If not, then how do you explain the price difference? Easy: one is offered by a traditional publisher, and the other is self-published. Now, I understand that traditional publication involves a lot more overhead (like executives, sales people, marketing, warehousing), and they need to set their prices higher in order to maintain profits. But as a consumer, how does any of that benefit me? Quite frankly, it doesn’t.
This is one thing that publishers don’t seem to understand, or maybe they just don’t want to admit it. As a reader, I don’t care who published a particular book. I just care about the contents of the book, and perhaps its author. The intricacies of the publishing business are not my concern.
Ah, you might say, but as an author yourself, you should care about maintaining higher prices. After all, writers need to make a living, too!
Well, I do care, so let’s examine that statement closer. Let’s say the traditionally published author’s ebook has a wholesale price of $16 (I don’t know if that’s accurate, but let’s be generous). That author gets a 15% royalty rate, so for each sale, they earn $2.40. Now, let’s look at the self-published author’s $6 ebook. For each sale on Amazon, they earn 70%, or $4.20. That’s a huge difference in the self-published author’s favor!
As you can see, the traditionally published ebook not only costs consumers more, but the author earns less per sale. So, if it’s not good for consumers, and it’s not good for authors, who is it good for? Again, that’s an easy answer: the publishers. And how do the publishers justify this? Experience? Marketing? Exposure?

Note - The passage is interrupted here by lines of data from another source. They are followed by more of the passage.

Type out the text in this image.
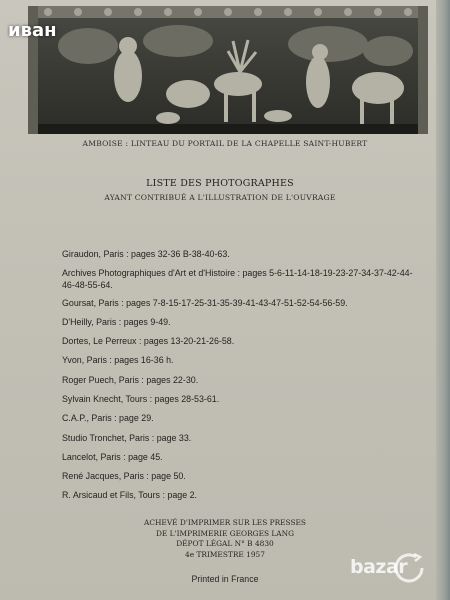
иван
AMBOISE : LINTEAU DU PORTAIL DE LA CHAPELLE SAINT-HUBERT
LISTE DES PHOTOGRAPHES
AYANT CONTRIBUÉ A L'ILLUSTRATION DE L'OUVRAGE
Giraudon, Paris : pages 32-36 B-38-40-63.
Archives Photographiques d'Art et d'Histoire : pages 5-6-11-14-18-19-23-27-34-37-42-44-46-48-55-64.
Goursat, Paris : pages 7-8-15-17-25-31-35-39-41-43-47-51-52-54-56-59.
D'Heilly, Paris : pages 9-49.
Dortes, Le Perreux : pages 13-20-21-26-58.
Yvon, Paris : pages 16-36 h.
Roger Puech, Paris : pages 22-30.
Sylvain Knecht, Tours : pages 28-53-61.
C.A.P., Paris : page 29.
Studio Tronchet, Paris : page 33.
Lancelot, Paris : page 45.
René Jacques, Paris : page 50.
R. Arsicaud et Fils, Tours : page 2.
ACHEVÉ D'IMPRIMER SUR LES PRESSES
DE L'IMPRIMERIE GEORGES LANG
DÉPOT LÉGAL N° B 4830
4e TRIMESTRE 1957
Printed in France
bazar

Call me dubious. As self-publishing becomes more prevalent, traditional publishers are in serious trouble if they don’t adapt. They will be forced to cut prices and raise royalty rates at some point. But if they do, how will they be able to sustain their businesses?
I’m not sure they can. Reducing their own expenses would help. We’ve already seen some consolidation among the publishers (e.g. the Random House/Penguin merger, aka “Randy Penguin”), and there will certainly be more to come. But there’s only so much you can squeeze out of a lemon. At some point, the publishers will need to offer additional value that readers can’t get elsewhere if they hope to continue their current business practices.

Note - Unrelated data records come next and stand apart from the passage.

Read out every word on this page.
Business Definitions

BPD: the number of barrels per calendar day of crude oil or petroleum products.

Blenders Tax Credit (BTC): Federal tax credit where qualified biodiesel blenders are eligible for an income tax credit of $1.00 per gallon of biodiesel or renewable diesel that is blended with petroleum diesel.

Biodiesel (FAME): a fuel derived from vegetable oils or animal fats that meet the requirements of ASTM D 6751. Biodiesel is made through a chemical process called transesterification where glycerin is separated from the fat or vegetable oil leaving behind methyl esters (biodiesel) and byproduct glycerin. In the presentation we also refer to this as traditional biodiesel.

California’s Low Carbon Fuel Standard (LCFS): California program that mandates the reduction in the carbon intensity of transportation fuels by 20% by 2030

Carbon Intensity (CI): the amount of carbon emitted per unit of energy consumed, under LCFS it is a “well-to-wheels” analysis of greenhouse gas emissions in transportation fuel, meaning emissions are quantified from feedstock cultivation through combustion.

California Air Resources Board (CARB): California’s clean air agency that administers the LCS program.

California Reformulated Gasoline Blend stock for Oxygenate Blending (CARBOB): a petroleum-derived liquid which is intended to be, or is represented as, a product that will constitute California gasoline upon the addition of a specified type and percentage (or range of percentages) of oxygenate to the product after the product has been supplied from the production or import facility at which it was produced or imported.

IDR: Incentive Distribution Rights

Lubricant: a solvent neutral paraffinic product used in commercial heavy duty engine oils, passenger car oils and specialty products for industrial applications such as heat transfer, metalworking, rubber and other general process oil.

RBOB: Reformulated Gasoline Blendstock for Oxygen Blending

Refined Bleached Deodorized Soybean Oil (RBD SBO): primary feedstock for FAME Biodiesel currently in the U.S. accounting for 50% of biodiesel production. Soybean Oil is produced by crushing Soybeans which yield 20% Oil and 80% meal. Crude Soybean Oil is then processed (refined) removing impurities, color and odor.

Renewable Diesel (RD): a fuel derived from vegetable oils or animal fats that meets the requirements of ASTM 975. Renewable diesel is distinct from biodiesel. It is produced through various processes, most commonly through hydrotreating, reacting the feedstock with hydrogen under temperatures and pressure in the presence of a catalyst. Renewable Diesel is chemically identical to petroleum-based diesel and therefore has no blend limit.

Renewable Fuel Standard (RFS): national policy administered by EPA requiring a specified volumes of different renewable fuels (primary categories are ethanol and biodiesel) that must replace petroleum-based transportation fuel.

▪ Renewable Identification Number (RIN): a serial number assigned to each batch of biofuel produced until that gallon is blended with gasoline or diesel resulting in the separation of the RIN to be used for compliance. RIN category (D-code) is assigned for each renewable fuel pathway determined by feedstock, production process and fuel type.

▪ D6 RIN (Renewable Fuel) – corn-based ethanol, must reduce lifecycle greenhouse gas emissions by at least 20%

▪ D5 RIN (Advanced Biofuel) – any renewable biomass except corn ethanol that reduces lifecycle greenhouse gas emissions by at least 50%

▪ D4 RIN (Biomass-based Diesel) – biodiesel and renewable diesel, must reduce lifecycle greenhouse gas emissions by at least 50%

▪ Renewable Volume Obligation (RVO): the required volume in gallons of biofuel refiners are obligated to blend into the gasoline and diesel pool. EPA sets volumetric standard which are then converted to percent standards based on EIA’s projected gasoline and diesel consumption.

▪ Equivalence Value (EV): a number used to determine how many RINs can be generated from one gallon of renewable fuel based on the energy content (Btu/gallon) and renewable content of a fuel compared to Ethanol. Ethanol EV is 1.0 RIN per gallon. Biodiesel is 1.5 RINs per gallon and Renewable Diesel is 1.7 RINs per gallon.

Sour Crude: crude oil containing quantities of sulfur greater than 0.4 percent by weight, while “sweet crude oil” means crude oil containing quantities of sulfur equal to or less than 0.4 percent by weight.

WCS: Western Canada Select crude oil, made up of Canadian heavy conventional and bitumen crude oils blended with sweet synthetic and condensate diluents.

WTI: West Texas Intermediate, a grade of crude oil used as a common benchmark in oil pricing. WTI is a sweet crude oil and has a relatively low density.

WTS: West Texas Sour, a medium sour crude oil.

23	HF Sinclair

What will that added value be? Well, I’d like to think they’ll do something innovative–something consumers will love–but I’m not holding my breath. For instance, what if they offered a digital copy free with every purchase of a paper book? That’s something that would interest me. It probably won’t ever happen, but we’ve already seen similar moves from record companies and comic book publishers (why aren’t we seeing more of this in the book world?). But that’s probably too consumer friendly for the big publishers. Besides, self-published authors could do the same thing if their books are available in print (all for a lower cost), so I’m not sure it would give traditional publishers much of an advantage.
More likely, traditional publishers will just keep signing big name authors to exclusive contracts to ensure they don’t self-publish. This will force readers to pay big publisher prices if they want the latest works from these big name authors. And that will postpone the inevitable… at least for a little while. Eventually, those same big name authors will realize that it’s their name that sells books, not their publisher, and they could be making even more money publishing their own work. When that happens, they’ll be leaving their publishers as well.
It won’t happen overnight, but it will happen. In the meantime, I’ll just keep browsing the “bargain bin” for ebooks from this rising class of self-publishing stars like Hugh Howey, and I’ll keep an eye out for the yet-to-be-discovered up-and-comers. If you look hard enough, you’ll find their books are just as good as the traditionally published ones.
As my wizened guitar instructor once told me: “Inexpensive, not cheap.”